Saks associates can let you know your favorite jewelry is on sale, Lowe’s can tell you how much garland you bought last year and somewhere underneath it all, computer programs are tracking every purchase and every social media “like” to build a better profile of you.

Does this feel creepy, or convenient, for customers? It depends on when and how retailers reveal what they know about you. Expect to have some ah-ha moments during your holiday shopping this year, said Kurt Kendall, retail specialist with Kurt Salmon consultants. But it’s nothing like you’ll experience in the near future, when retailers get social media fully integrated into the customer profiles they create. Someday soon, retailers will be pushing you to buy that exact sweater you pinned on your Pinterest account.

Even today, stores are not revealing all they know about the customer because they don’t want a backlash, Kendall said.

“You want to be personalized. You don’t want to be creepy,” Kendall said. “People do not want to feel like they’re being stalked.”

Retailers operate on extremely tight margins, and pioneers in big data could increase operating margins by more than 60 percent, a recent McKinsey Global Institute report states. Retail is a sizable portion of the economy, but has been shrinking, and the industry’s overall share of consumer spending has dropped, the study found.

So stores use data mining to try to sell more to the customer.

Natalie Ellis of Lake Worth, Fla., said she gets emails from Amazon pushing a product the minute she buys something online. But as a participant in the online retailer’s loyalty programs, she expects the interaction.

“I don’t have a problem with targeted marketing as long as they’re telling me about a sale or something I buy,” Ellis said.

To some extent, stores have better information because they are tracking purchases and behaviors themselves, rather than just buying a report that describes the general demographics of their customers. Retailers supplement this with data mining from outside sources, but even with vendors such as Foursquare, they can access customer information in real time.

Saks Fifth Avenue CEO Steve Sadove visited stores in Palm Beach Gardens, Palm Beach and Boca Raton this month and said the new information helps associates better serve customers. When a sales associate rings up a customer, he has that person’s online and in-store buying history at his fingertips. Data translates to better stores and better customer service, he said.

“We’re clientele based,” Sadove said. “The associates build relationships with their regular customers.”

Luxury brands invest in a higher level of service and empower associates with these types of information, Kendall said.

But even small shops can use something like Foursquare, which offers a free dashboard to track customer check-ins.

Eric Friedman, director of sales and revenue operations at Foursquare, said businesses get a free “updates” program, which along with the tracking allows them to push information to their customers. If they choose to pay for “promoted updates,” they can push an ad for their store to someone shopping at a competitor.
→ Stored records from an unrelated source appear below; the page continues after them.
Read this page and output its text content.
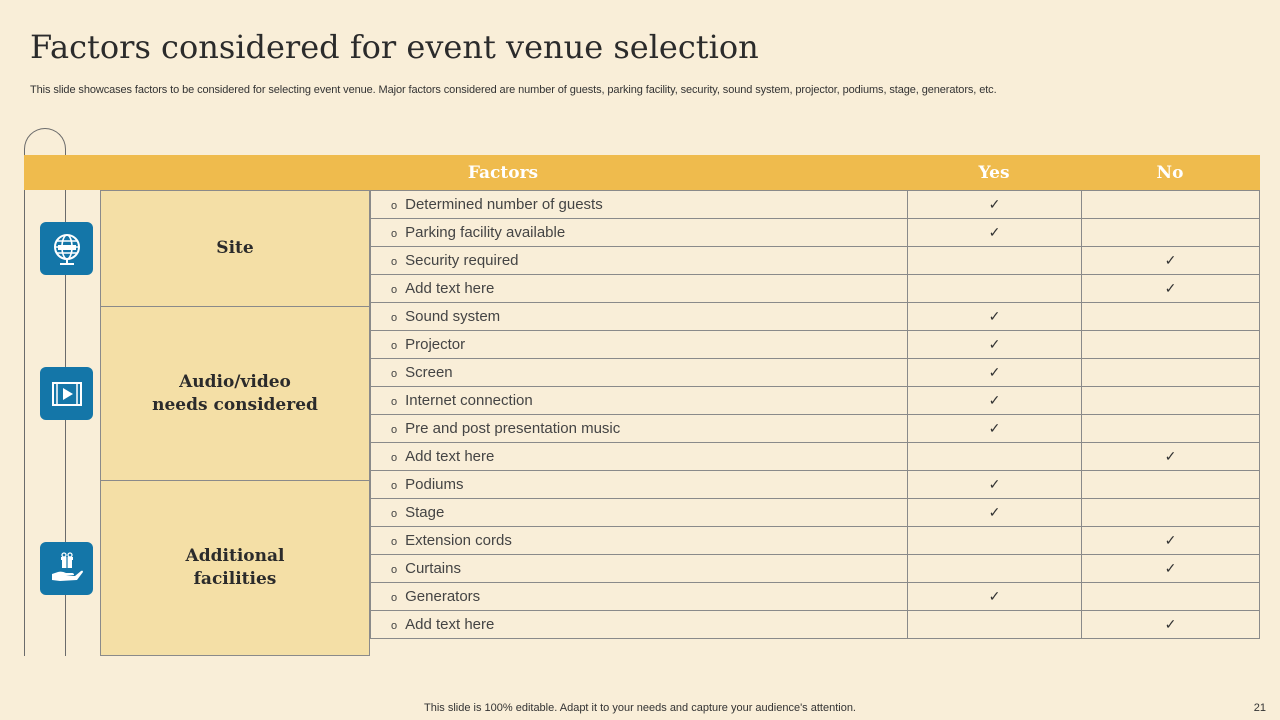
Factors considered for event venue selection
This slide showcases factors to be considered for selecting event venue. Major factors considered are number of guests, parking facility, security, sound system, projector, podiums, stage, generators, etc.
Factors	Yes	No
Site
Audio/video needs considered
Additional facilities
o Determined number of guests	✓	
o Parking facility available	✓	
o Security required		✓
o Add text here		✓
o Sound system	✓	
o Projector	✓	
o Screen	✓	
o Internet connection	✓	
o Pre and post presentation music	✓	
o Add text here		✓
o Podiums	✓	
o Stage	✓	
o Extension cords		✓
o Curtains		✓
o Generators	✓	
o Add text here		✓
This slide is 100% editable. Adapt it to your needs and capture your audience's attention.	21
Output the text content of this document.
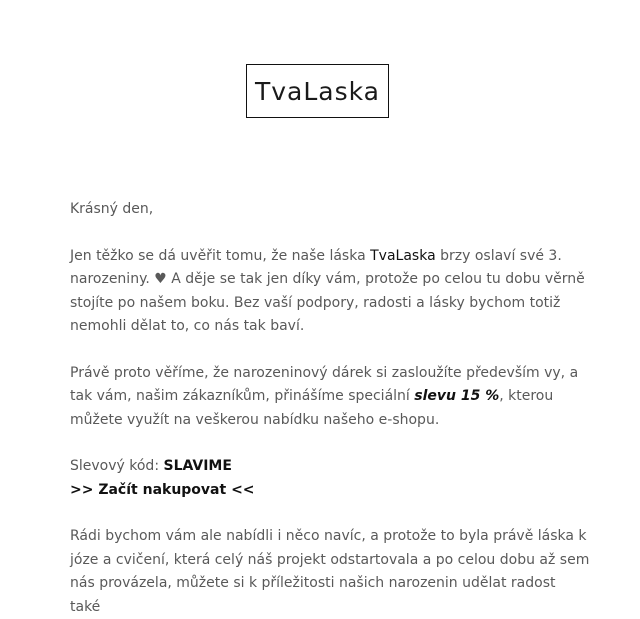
TvaLaska

Krásný den,

Jen těžko se dá uvěřit tomu, že naše láska TvaLaska brzy oslaví své 3. narozeniny. ♥ A děje se tak jen díky vám, protože po celou tu dobu věrně stojíte po našem boku. Bez vaší podpory, radosti a lásky bychom totiž nemohli dělat to, co nás tak baví.

Právě proto věříme, že narozeninový dárek si zasloužíte především vy, a tak vám, našim zákazníkům, přinášíme speciální slevu 15 %, kterou můžete využít na veškerou nabídku našeho e-shopu.

Slevový kód: SLAVIME

>> Začít nakupovat <<

Rádi bychom vám ale nabídli i něco navíc, a protože to byla právě láska k józe a cvičení, která celý náš projekt odstartovala a po celou dobu až sem nás provázela, můžete si k příležitosti našich narozenin udělat radost také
“Only by them raising their hand and letting us know where they are” can Foursquare promote its services and participating businesses to an individual, Friedman said.

Most of the time, customers cooperate in their tracking. They check in on Foursquare, they join loyalty programs and they give their email to receive notices of sales. But not everyone realizes how sophisticated and pervasive data mining has become.

Digital spying is everywhere, said Jeff Chester, executive director of The Center for Digital Democracy.

“Distinctions between offline and online are being rapidly obliterated and that’s because of the growth of mobile phones,” he said.

Data about you is being gathered everywhere you go because people use their smartphones to check websites, play games and get directions. And that data is being compiled and sold.

Chester said people should be concerned about their privacy, because the government has few safeguards, and we rely on the agreements companies like Google and Facebook have made to be more careful when collecting data.

Niko Karvounis, co-founder of startup Quovo, which uses data tracking to shape investor portfolios, said people would still sign up for Facebook and Google even if they realized the extent of the data gathering because the services are so useful.

“I think the issue as a business is you just have to be sensitive about how you act on that information,” he said.

Target found that out earlier this year when it sent baby-oriented product promotions to a teenager based on her behavior, but her family didn’t yet know she was pregnant. However, such programs as Lowe’s MyLowes account gets buy-in from the customer for tracking, and the home and garden retailer suggests more things to buy at your request.

Kendall said most retailers conduct basic information gathering, such as asking for your phone number, address and email. This helps identify the customer, but also builds the database of mobile numbers and emails for future communication.

Some retailers ask more specifically how you want to be communicated with, and this allows the customer to target the type of communication.

Ellis, for one, said she wishes she got less email from retailers. And Kendall said that is a problem many have — and the holidays will only make it worse.

“It’s being able to customize the message to that customer, and not just turn up the volume knob,” Kendall said. “During the holidays, you see retailers go over the line.”